Она снова почувствовала, как по ее спине бегут мурашки. И вот все удалились, Отелло, Дездемона, сенаторы, воины, вся красота, все благородство — остались только Яго и Родриго, что шептались в пустом покое. «Когда она будет сыта им по горло, она опомнится». И затем тот жуткий монолог. Намеренное, сознательное зло…
Аплодисменты, свет, возвещающий об антракте, были почти святотатством, и, когда Энтони предложил купить ей коробку шоколада, она почти негодующе отказалась.
— Как ты думаешь, есть ли такие люди, как Яго? — спросила она. Он покачал головой.
— Люди не признаются себе в том, что зло, которое они совершают, есть зло. Они поступают так, не отдавая себе отчета. Или же изобретают причины, по которым верят, что так правильно. Яго — плохой человек, который пропускает суждения других людей мимо ушей.
Свет снова потух. Началась сцена на Кипре. Они увидели Дездемону и Отелло под палящим солнцем и охраняющую нежность его любви!
Солнце село. В сумеречном помещении, между каменных стен пили, ругались, бряцали мечами и снова Отелло королевским приказом, требующим молчания, призвал к повиновению. Последним королевским приказом. В последующих сценах было невыносимо смотреть на великого воина, сановитого дворянина, благородного венецианца, превращающегося под ударами Яго в негра, дикаря, неуправляемого, первобытного неандертальца. «Платок — признания — платок!.. Носы, уши, губы! Возможно ли это?» И потом намерение убить. «Зачем яд? Лучше задушите ее в постели, которую она осквернила». И затем жуткое излияние его гнева на Дездемону, удар, нанесенный публично; унизительное уединение в запертой комнате и диалог между девушкой, вставшей на колени, и Отелло, моментально обретшим здравомыслие, но здравомыслие низкое, неблагородное, такое, как у Яго, цинично признающего только худшее, верящего в возможность свершения только того, что было самым низменным.
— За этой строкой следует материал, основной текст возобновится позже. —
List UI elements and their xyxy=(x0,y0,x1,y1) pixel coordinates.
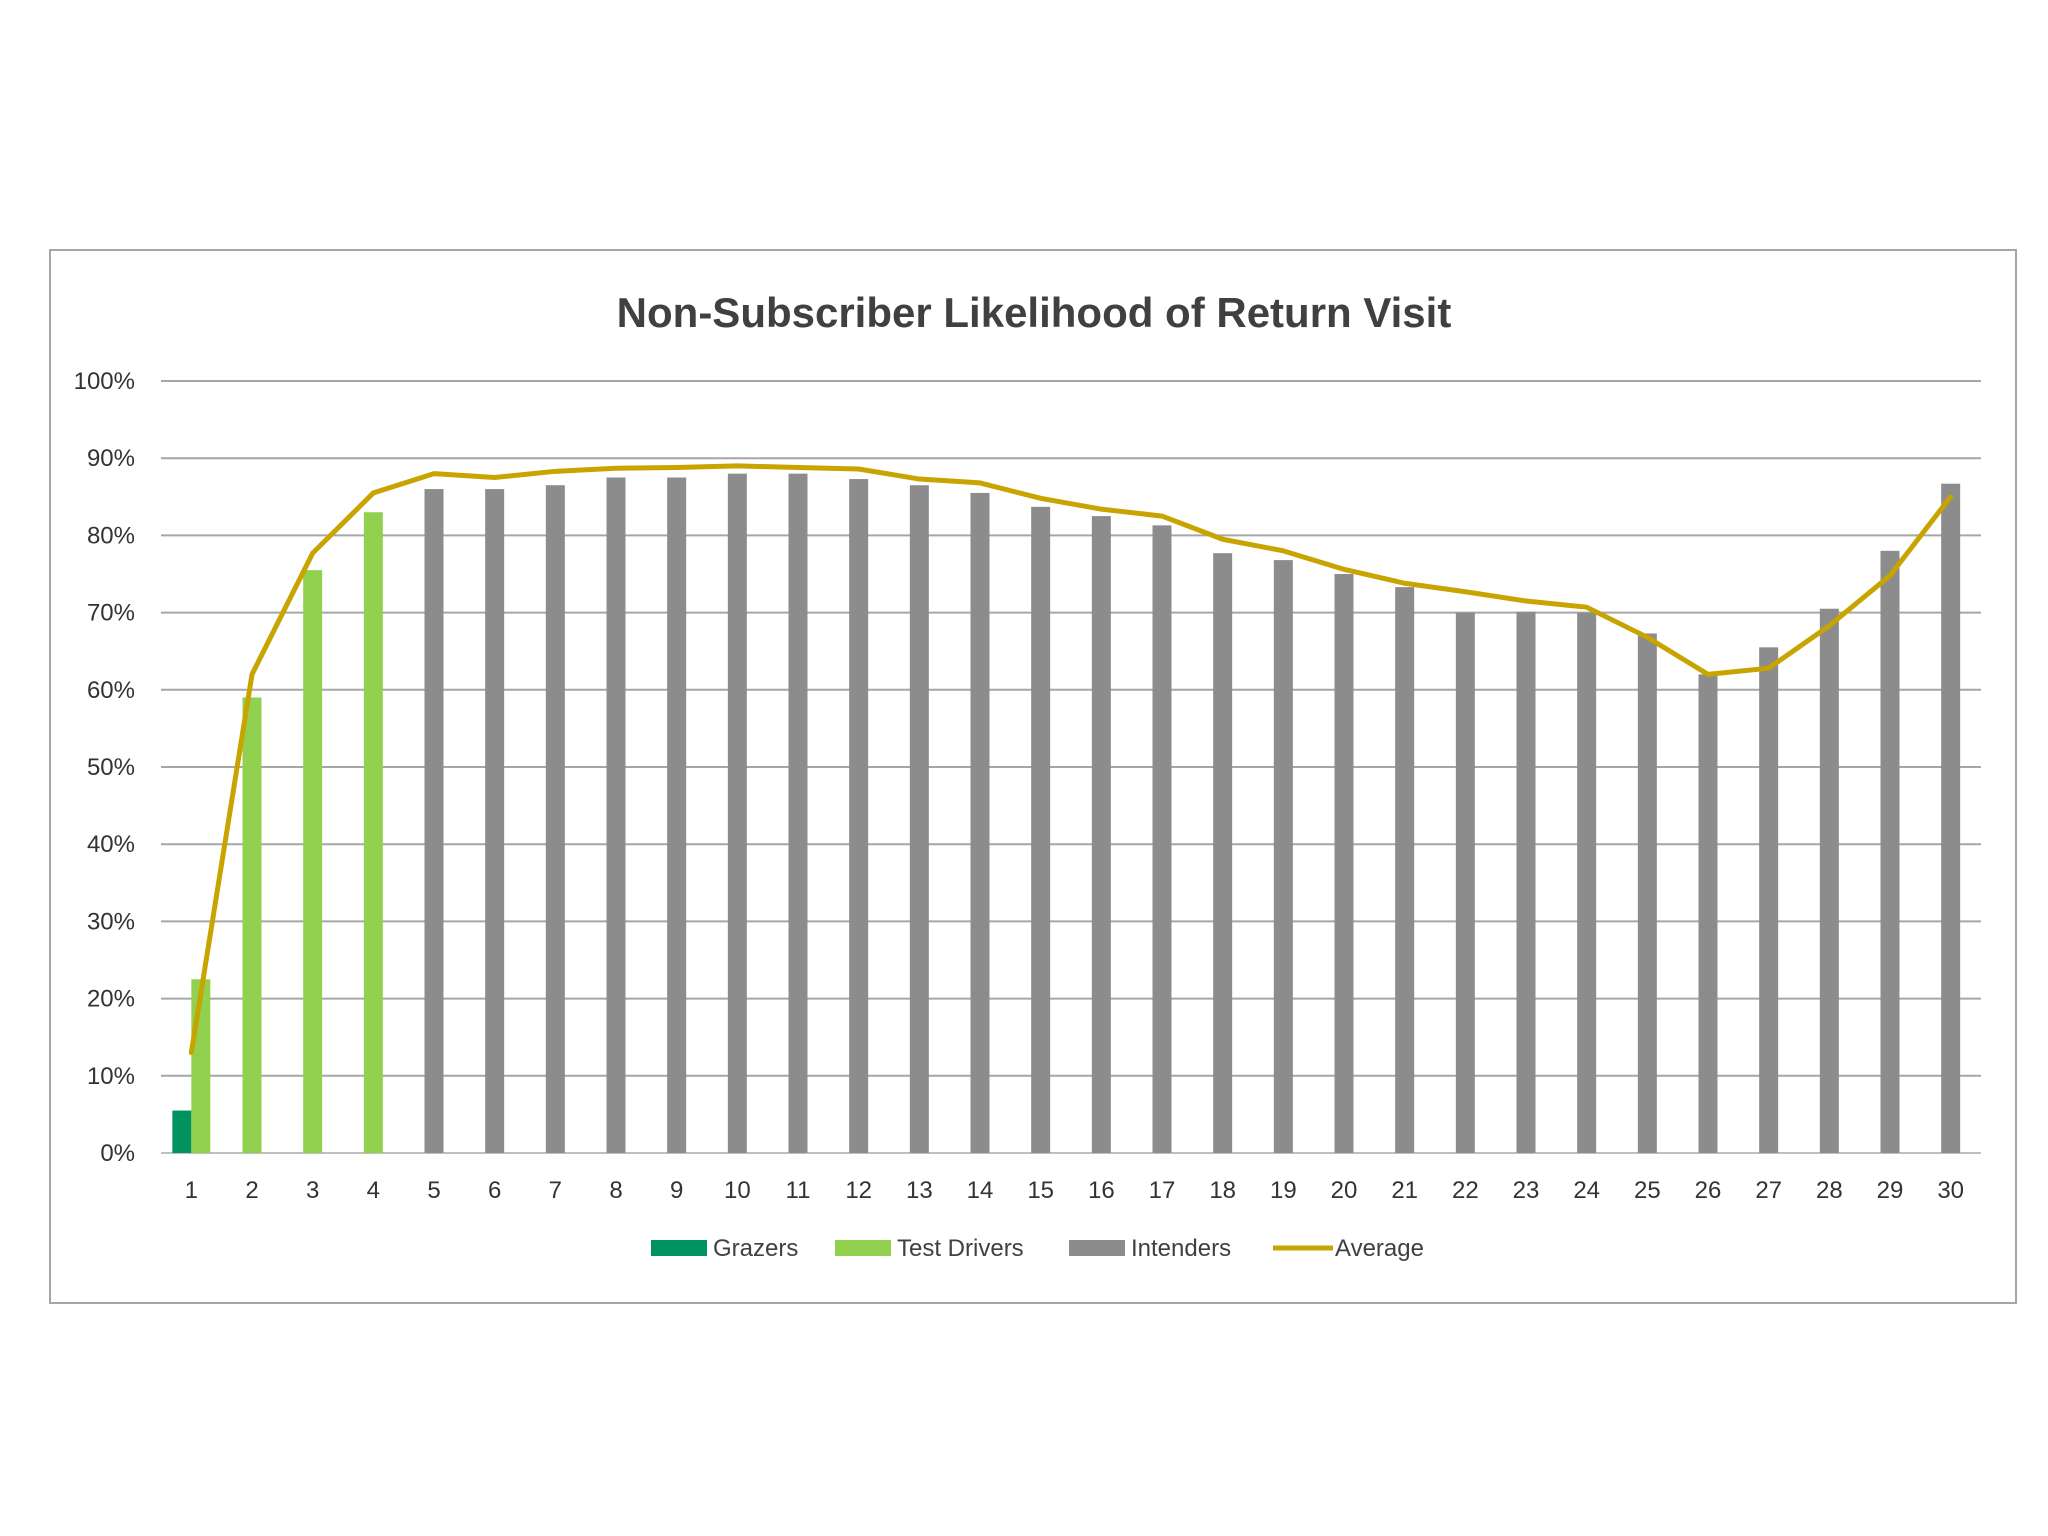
x-tick-label: 19 xyxy=(1270,1177,1297,1204)
x-tick-label: 12 xyxy=(845,1177,872,1204)
bar-intenders xyxy=(1819,608,1839,1153)
bar-intenders xyxy=(1455,612,1475,1153)
y-tick-label: 100% xyxy=(74,368,135,395)
legend-swatch-intenders xyxy=(1069,1240,1125,1256)
bar-intenders xyxy=(1941,483,1961,1153)
bar-intenders xyxy=(1577,612,1597,1153)
y-tick-label: 90% xyxy=(87,445,135,472)
x-tick-label: 30 xyxy=(1937,1177,1964,1204)
bar-test-drivers xyxy=(242,697,262,1153)
y-tick-label: 10% xyxy=(87,1063,135,1090)
x-tick-label: 27 xyxy=(1755,1177,1782,1204)
bar-intenders xyxy=(1698,674,1718,1153)
bar-intenders xyxy=(849,479,869,1153)
x-tick-label: 26 xyxy=(1695,1177,1722,1204)
x-tick-label: 18 xyxy=(1209,1177,1236,1204)
x-tick-label: 10 xyxy=(724,1177,751,1204)
x-tick-label: 4 xyxy=(367,1177,380,1204)
y-tick-label: 0% xyxy=(100,1140,135,1167)
bar-intenders xyxy=(970,492,990,1153)
x-tick-label: 6 xyxy=(488,1177,501,1204)
x-tick-label: 20 xyxy=(1331,1177,1358,1204)
chart-title: Non-Subscriber Likelihood of Return Visi… xyxy=(617,289,1452,336)
y-tick-label: 80% xyxy=(87,522,135,549)
legend-label: Intenders xyxy=(1131,1235,1231,1262)
x-tick-label: 1 xyxy=(185,1177,198,1204)
bar-test-drivers xyxy=(303,570,323,1153)
y-tick-label: 30% xyxy=(87,908,135,935)
x-tick-label: 8 xyxy=(609,1177,622,1204)
x-tick-label: 14 xyxy=(967,1177,994,1204)
y-tick-label: 20% xyxy=(87,986,135,1013)
legend-swatch-test-drivers xyxy=(835,1240,891,1256)
x-tick-label: 15 xyxy=(1027,1177,1054,1204)
x-tick-label: 7 xyxy=(549,1177,562,1204)
bar-intenders xyxy=(545,485,565,1154)
y-tick-label: 50% xyxy=(87,754,135,781)
x-tick-label: 9 xyxy=(670,1177,683,1204)
y-tick-label: 40% xyxy=(87,831,135,858)
bar-intenders xyxy=(788,473,808,1153)
y-axis-ticks: 0% 10% 20% 30% 40% 50% 60% 70% 80% 90% 100% xyxy=(74,368,135,1167)
x-tick-label: 23 xyxy=(1513,1177,1540,1204)
chart-svg: Non-Subscriber Likelihood of Return Visi… xyxy=(74,289,1981,1262)
series-line-average xyxy=(188,463,1954,1056)
x-tick-label: 28 xyxy=(1816,1177,1843,1204)
bars xyxy=(172,473,1961,1154)
bar-grazers xyxy=(172,1110,192,1153)
bar-intenders xyxy=(1152,525,1172,1153)
x-tick-label: 29 xyxy=(1877,1177,1904,1204)
y-tick-label: 60% xyxy=(87,677,135,704)
x-tick-label: 25 xyxy=(1634,1177,1661,1204)
y-tick-label: 70% xyxy=(87,600,135,627)
bar-intenders xyxy=(1031,506,1051,1153)
bar-intenders xyxy=(606,477,626,1153)
bar-test-drivers xyxy=(363,512,383,1153)
bar-intenders xyxy=(485,489,505,1153)
chart-frame: Non-Subscriber Likelihood of Return Visi… xyxy=(49,249,2017,1304)
x-tick-label: 3 xyxy=(306,1177,319,1204)
x-tick-label: 13 xyxy=(906,1177,933,1204)
bar-intenders xyxy=(424,489,444,1153)
bar-intenders xyxy=(1213,553,1233,1153)
bar-intenders xyxy=(1395,587,1415,1153)
x-tick-label: 24 xyxy=(1573,1177,1600,1204)
x-tick-label: 22 xyxy=(1452,1177,1479,1204)
x-tick-label: 5 xyxy=(427,1177,440,1204)
x-tick-label: 21 xyxy=(1391,1177,1418,1204)
bar-intenders xyxy=(1334,574,1354,1153)
bar-intenders xyxy=(727,473,747,1153)
legend-label: Grazers xyxy=(713,1235,798,1262)
x-axis-ticks: 1 2 3 4 5 6 7 8 9 10 11 12 13 14 15 16 17 18 19 20 21 22 23 24 2… xyxy=(185,1177,1964,1204)
legend: Grazers Test Drivers Intenders Average xyxy=(651,1235,1424,1262)
x-tick-label: 16 xyxy=(1088,1177,1115,1204)
bar-intenders xyxy=(1759,647,1779,1153)
bar-intenders xyxy=(667,477,687,1153)
bar-intenders xyxy=(909,485,929,1154)
bar-intenders xyxy=(1516,611,1536,1153)
bar-intenders xyxy=(1273,560,1293,1153)
x-tick-label: 11 xyxy=(786,1177,811,1204)
bar-intenders xyxy=(1637,633,1657,1153)
legend-label: Average xyxy=(1335,1235,1424,1262)
legend-label: Test Drivers xyxy=(897,1235,1024,1262)
x-tick-label: 17 xyxy=(1149,1177,1176,1204)
average-line-layer xyxy=(188,463,1954,1056)
bar-intenders xyxy=(1091,516,1111,1153)
grid-layer xyxy=(161,380,1981,1154)
legend-swatch-grazers xyxy=(651,1240,707,1256)
x-tick-label: 2 xyxy=(245,1177,258,1204)
bar-intenders xyxy=(1880,550,1900,1153)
Ну, виноват. А я предполагал,
Что ты — дитя венецианских улиц,
В супружестве с Отелло.
У него в голосе была омерзительная нота издевки, отдающая жутким пошлым смехом. Джоан невольно начала дрожать.
— Это невыносимо, — прошептала она Энтони между картинами. — Зная о том, что должно случиться. Это слишком ужасно. Я просто не могу этого вынести.
Ее лицо побледнело; она говорила с искренней силой чувства.
— Тогда давай уйдем, — предложил он. — Прямо сейчас. Она замотала головой.
— Нет, нет. Я должна досмотреть до конца. Должна.
— Но если тебе не вынести…
— Не проси меня объяснить. Не сейчас…
Занавес снова поднялся.
У матери моей была служанка,
Варвара. Друг ее, гулявший с ней,
Был ветрогоном и Варвару бросил.
Была у ней излюбленная песнь.
Ее сердце учащенно билось и болело от ожидания трагедии. Почти детским голосом, сладостным, но тоненьким и не поставленным Дездемона начала петь:
Несчастная крошка в слезах под кустом
Сидела одна у обрыва.
Неясный образ возник перед глазами Джоан; слезы покатились по ее щекам.
Наконец спектакль кончился и они вышли на улицу. Джоан глубоко вздохнула.